Kita kupas yuk. Ada dua frasa penting disini. Pertama makna “ngono yo ngono” adalah pemberian ruang kebebasan/berekspresi untuk bersikap. Ruang ini dibatasi oleh frase kedua; "sak ngono-ngonone, neng ojo ngono". Jadi sebebas-bebasnya dikasih ruang buat berekspresi tetapi ada moral sosial-budaya yang maksa untuk membatasi polah kita.

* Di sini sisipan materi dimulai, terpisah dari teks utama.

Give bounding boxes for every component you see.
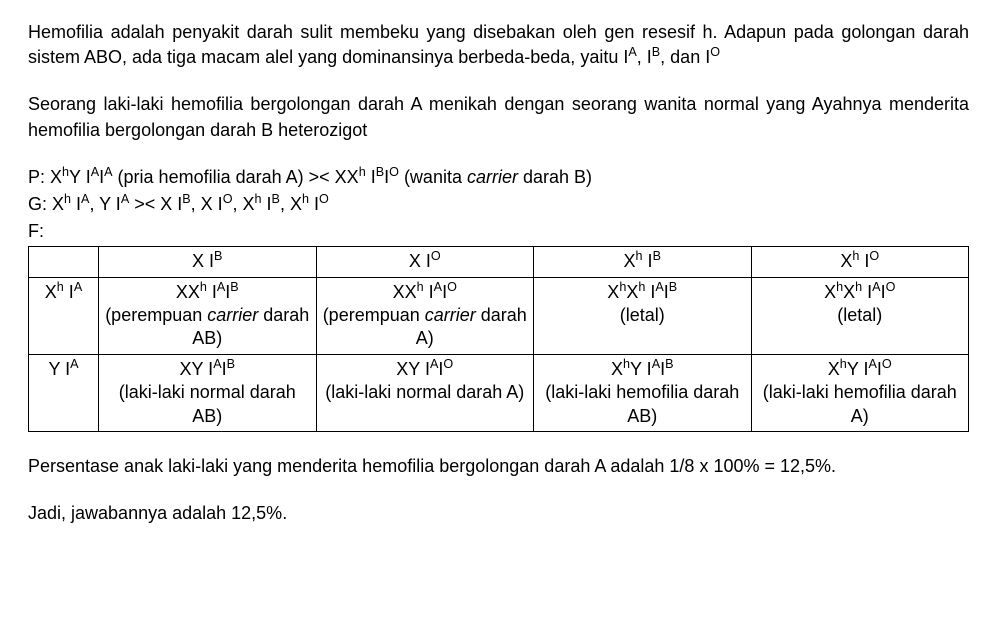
header-c3: Xh IB <box>534 247 752 277</box>
text: G: Xh IA, Y IA >< X IB, X IO, Xh IB, Xh … <box>28 194 329 214</box>
genotype: XXh IAIB <box>176 282 239 302</box>
paragraph-intro: Hemofilia adalah penyakit darah sulit me… <box>28 20 969 70</box>
text: Hemofilia adalah penyakit darah sulit me… <box>28 22 969 67</box>
genotype: XY IAIB <box>179 359 235 379</box>
phenotype: (perempuan carrier darah AB) <box>105 305 309 348</box>
table-row: Y IA XY IAIB (laki-laki normal darah AB)… <box>29 354 969 431</box>
cell-r2c1: XY IAIB (laki-laki normal darah AB) <box>99 354 317 431</box>
cell-r2c3: XhY IAIB (laki-laki hemofilia darah AB) <box>534 354 752 431</box>
phenotype: (laki-laki hemofilia darah A) <box>763 382 957 425</box>
phenotype: (laki-laki normal darah A) <box>325 382 524 402</box>
text: P: XhY IAIA (pria hemofilia darah A) >< … <box>28 167 592 187</box>
phenotype: (letal) <box>620 305 665 325</box>
paragraph-case: Seorang laki-laki hemofilia bergolongan … <box>28 92 969 142</box>
table-row: Xh IA XXh IAIB (perempuan carrier darah … <box>29 277 969 354</box>
phenotype: (letal) <box>837 305 882 325</box>
text: Jadi, jawabannya adalah 12,5%. <box>28 503 287 523</box>
phenotype: (laki-laki normal darah AB) <box>119 382 296 425</box>
header-c1: X IB <box>99 247 317 277</box>
genotype: XhXh IAIO <box>824 282 895 302</box>
genotype: XXh IAIO <box>393 282 457 302</box>
punnett-table: X IB X IO Xh IB Xh IO Xh IA XXh IAIB (pe… <box>28 246 969 432</box>
cell-r1c2: XXh IAIO (perempuan carrier darah A) <box>316 277 534 354</box>
genotype: XhY IAIO <box>828 359 892 379</box>
line-F: F: <box>28 219 969 244</box>
cell-r1c3: XhXh IAIB (letal) <box>534 277 752 354</box>
table-header-row: X IB X IO Xh IB Xh IO <box>29 247 969 277</box>
header-c4: Xh IO <box>751 247 969 277</box>
text: Persentase anak laki-laki yang menderita… <box>28 456 836 476</box>
paragraph-calculation: Persentase anak laki-laki yang menderita… <box>28 454 969 479</box>
row1-head: Xh IA <box>29 277 99 354</box>
genotype: XhXh IAIB <box>607 282 677 302</box>
line-G: G: Xh IA, Y IA >< X IB, X IO, Xh IB, Xh … <box>28 192 969 217</box>
row2-head: Y IA <box>29 354 99 431</box>
cell-r2c2: XY IAIO (laki-laki normal darah A) <box>316 354 534 431</box>
paragraph-conclusion: Jadi, jawabannya adalah 12,5%. <box>28 501 969 526</box>
header-empty <box>29 247 99 277</box>
genotype: XhY IAIB <box>611 359 674 379</box>
header-c2: X IO <box>316 247 534 277</box>
line-P: P: XhY IAIA (pria hemofilia darah A) >< … <box>28 165 969 190</box>
phenotype: (perempuan carrier darah A) <box>323 305 527 348</box>
cell-r1c4: XhXh IAIO (letal) <box>751 277 969 354</box>
cell-r2c4: XhY IAIO (laki-laki hemofilia darah A) <box>751 354 969 431</box>
cell-r1c1: XXh IAIB (perempuan carrier darah AB) <box>99 277 317 354</box>
genotype: XY IAIO <box>396 359 453 379</box>
text: F: <box>28 221 44 241</box>
text: Seorang laki-laki hemofilia bergolongan … <box>28 94 969 139</box>
phenotype: (laki-laki hemofilia darah AB) <box>545 382 739 425</box>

Lebih jauh, sindiran tersebut juga merupakan bentuk motivasi dan kontrol diri, agar kita tidak sampai keluar dari kaidah norma yang berlaku di masyarakat. Hal tersebut menjadi penting karena secara sosio-budaya kita hidup berdampingan dengan manusia-manusia lain yang memiliki sensitifitas, cara dan pola fikir, pemaknaan, kondisi perasaan, latar belakang budaya yang berbeda-beda yang bila tidak dijaga akan menimbulkan gesekan, benturan, dan konflik yang tidak produktif.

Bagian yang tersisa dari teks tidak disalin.